“It was a very long process to get officially licensed.”

“It was a very long process to get officially licensed.”

That’s what Misty Riebel had to say about the creation of a new childcare center in Sleepy Eye. Riebel is President of the Board of Directors of Little Sprouts Learning Center, Inc. The organization formed in response to an unexpected announcement late last November, by Tri-Valley Opportunity Council, that the childcare center established in the migrant school building in March 2017 would close in mid-December. That center had been established with assistance and encouragement from the Sleepy Eye EDA, to address a severe shortage of childcare in Sleepy Eye. Tri-Valley said the center was a financial strain on their organization.

The anticipated closing resulted in a flurry of meetings between Tri-Valley, the city and EDA, business people and parents. Tri-Valley agreed to continue operating the center, with EDA support, while a solution was sought.

The solution turned out to be Little Sprouts Learning Center, now up and running for its third week, leasing rooms in the Tri-Valley facility.

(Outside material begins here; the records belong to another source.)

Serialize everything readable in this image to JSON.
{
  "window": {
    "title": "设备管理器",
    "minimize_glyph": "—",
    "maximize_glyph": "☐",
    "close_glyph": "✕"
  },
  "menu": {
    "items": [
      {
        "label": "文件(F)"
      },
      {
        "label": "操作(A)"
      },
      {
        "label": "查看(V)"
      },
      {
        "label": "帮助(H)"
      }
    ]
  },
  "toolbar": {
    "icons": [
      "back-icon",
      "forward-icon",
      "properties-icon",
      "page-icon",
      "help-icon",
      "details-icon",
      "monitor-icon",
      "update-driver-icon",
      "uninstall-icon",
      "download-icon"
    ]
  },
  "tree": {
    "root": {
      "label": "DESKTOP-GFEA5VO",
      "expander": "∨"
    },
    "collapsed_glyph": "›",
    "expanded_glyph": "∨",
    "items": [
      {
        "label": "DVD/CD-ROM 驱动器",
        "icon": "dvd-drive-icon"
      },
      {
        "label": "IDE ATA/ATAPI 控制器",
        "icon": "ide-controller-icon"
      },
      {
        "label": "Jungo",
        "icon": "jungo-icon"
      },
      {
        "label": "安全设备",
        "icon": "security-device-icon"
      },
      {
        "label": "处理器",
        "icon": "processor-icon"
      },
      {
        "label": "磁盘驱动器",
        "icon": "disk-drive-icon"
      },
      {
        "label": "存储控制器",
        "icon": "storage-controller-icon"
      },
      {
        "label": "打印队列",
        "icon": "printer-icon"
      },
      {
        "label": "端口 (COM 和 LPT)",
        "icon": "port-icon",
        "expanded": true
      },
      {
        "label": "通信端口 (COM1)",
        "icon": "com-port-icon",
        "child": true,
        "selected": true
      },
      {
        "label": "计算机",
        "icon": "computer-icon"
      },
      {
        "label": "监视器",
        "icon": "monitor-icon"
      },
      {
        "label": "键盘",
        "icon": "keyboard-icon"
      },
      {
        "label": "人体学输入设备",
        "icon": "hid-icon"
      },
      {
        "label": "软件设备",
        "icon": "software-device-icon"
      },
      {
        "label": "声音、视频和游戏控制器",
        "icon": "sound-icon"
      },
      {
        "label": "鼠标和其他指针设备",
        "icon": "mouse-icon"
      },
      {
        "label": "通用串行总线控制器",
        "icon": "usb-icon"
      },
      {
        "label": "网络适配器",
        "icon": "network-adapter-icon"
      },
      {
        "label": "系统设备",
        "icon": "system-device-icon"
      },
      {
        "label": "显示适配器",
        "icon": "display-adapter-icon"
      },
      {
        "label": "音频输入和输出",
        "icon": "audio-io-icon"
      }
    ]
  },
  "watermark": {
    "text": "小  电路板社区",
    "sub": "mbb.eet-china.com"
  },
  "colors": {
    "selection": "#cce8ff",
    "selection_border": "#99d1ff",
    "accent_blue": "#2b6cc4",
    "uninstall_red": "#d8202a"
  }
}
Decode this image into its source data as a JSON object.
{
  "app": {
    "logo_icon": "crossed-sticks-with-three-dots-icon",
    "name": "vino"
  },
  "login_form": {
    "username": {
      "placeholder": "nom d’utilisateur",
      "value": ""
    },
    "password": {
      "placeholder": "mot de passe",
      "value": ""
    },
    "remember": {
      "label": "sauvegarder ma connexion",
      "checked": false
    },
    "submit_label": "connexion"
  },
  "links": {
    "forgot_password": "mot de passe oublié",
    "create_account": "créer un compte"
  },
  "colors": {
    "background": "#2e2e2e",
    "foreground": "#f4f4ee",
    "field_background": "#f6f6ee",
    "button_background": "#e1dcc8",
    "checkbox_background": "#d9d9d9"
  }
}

“We officially formulated our Board of Directors in January, and it took until Aug. 10 to obtain a license,” explained Riebel. “This licensing process is very formal, requiring a very large quantity of rules and regulations to be made and revised, and revisited again, according to the Department of Human Services (DHS) requirements. The building inspection, fire marshal inspections, health and human services inspections, and inspections completed by DHS, all require additional time prior to obtaining a license. Our staffing needed to be in place, as well as all of the items required by DHS needed to be purchased and in place, prior to obtaining a license.”

Riebel said she is often asked about the amount of paperwork involved with getting a center up and going. “Being quite frank,” she said, “there is a very large amount of redundant and repetitive paperwork to complete as a part of the DHS licensing process.”

Why did Riebel and the other board members do all this work? She said even though the entire process was very time consuming, it was an ultimate necessity for the community.

“Our businesses and area organizations wouldn’t be as successful if their staff didn’t have a place to care for their child while they work,” said Riebel. “The board came together and was able to get each item adequately written per DHS standards and approved for formal licensure. When working with and caring for small children, we wanted to ensure we have highly qualified staff and were ready to go when we were set to open.”

An important part of the staff equation was the hiring of Center Director Joy Wiese, who came on board shortly before Little Sprouts Learning Center opened on Aug. 13. Wiese drives to Sleepy Eye each day from her home in Franklin. A former family childcare provider many years, Wiese most recently worked as a special education paraprofessional for the Cedar Mountain school district.

Wiese admits she has the fun part of helping care for the little children, without experiencing the long paperwork process to get licensed. Of course, now she has the normal paperwork duties for the center. “I also help in the classrooms as needed,” said Wiese. That might mean subbing for an absent staff person, or just spending some time in a room when extra hands are needed. Or, make that extra arms—Wiese said she especially loves helping with the infants.

Wiese praised the dedication and loving care provided by the staff at Little Sprouts. She said they are still accepting applications for teachers, assistant teachers and aides to work in the infant, toddler, and preschool rooms.

Wiese and Riebel said the infant room is at capacity for the next year, with incoming little ones and expecting little ones. “Our toddler room is at capacity with the staffing we currently have,” said Riebel. “Once our second toddler room teacher re-joins us in December, after completing her final internship this semester, we will have an additional seven toddler room spots open. Our Preschool room is currently at the capacity we are able to have with the staffing we have as well. Once additional staff members are hired, we will be able to open an additional 10 preschool spots.” Wiese pointed out that Little Sprouts’ preschool is a kindergarten-ready program.

“We are excited to be able to offer this service to the community,” said Riebel. “We are in our third official week of operation and have worked to get into a better flow and groove with the staff and students. We are making our space our home, there is no intention to leave, until we look for bigger space to expand in the future. We look forward to partnering with any community business or organization that desires to partner in order to keep our classrooms up-to-date with various educational learning opportunities.”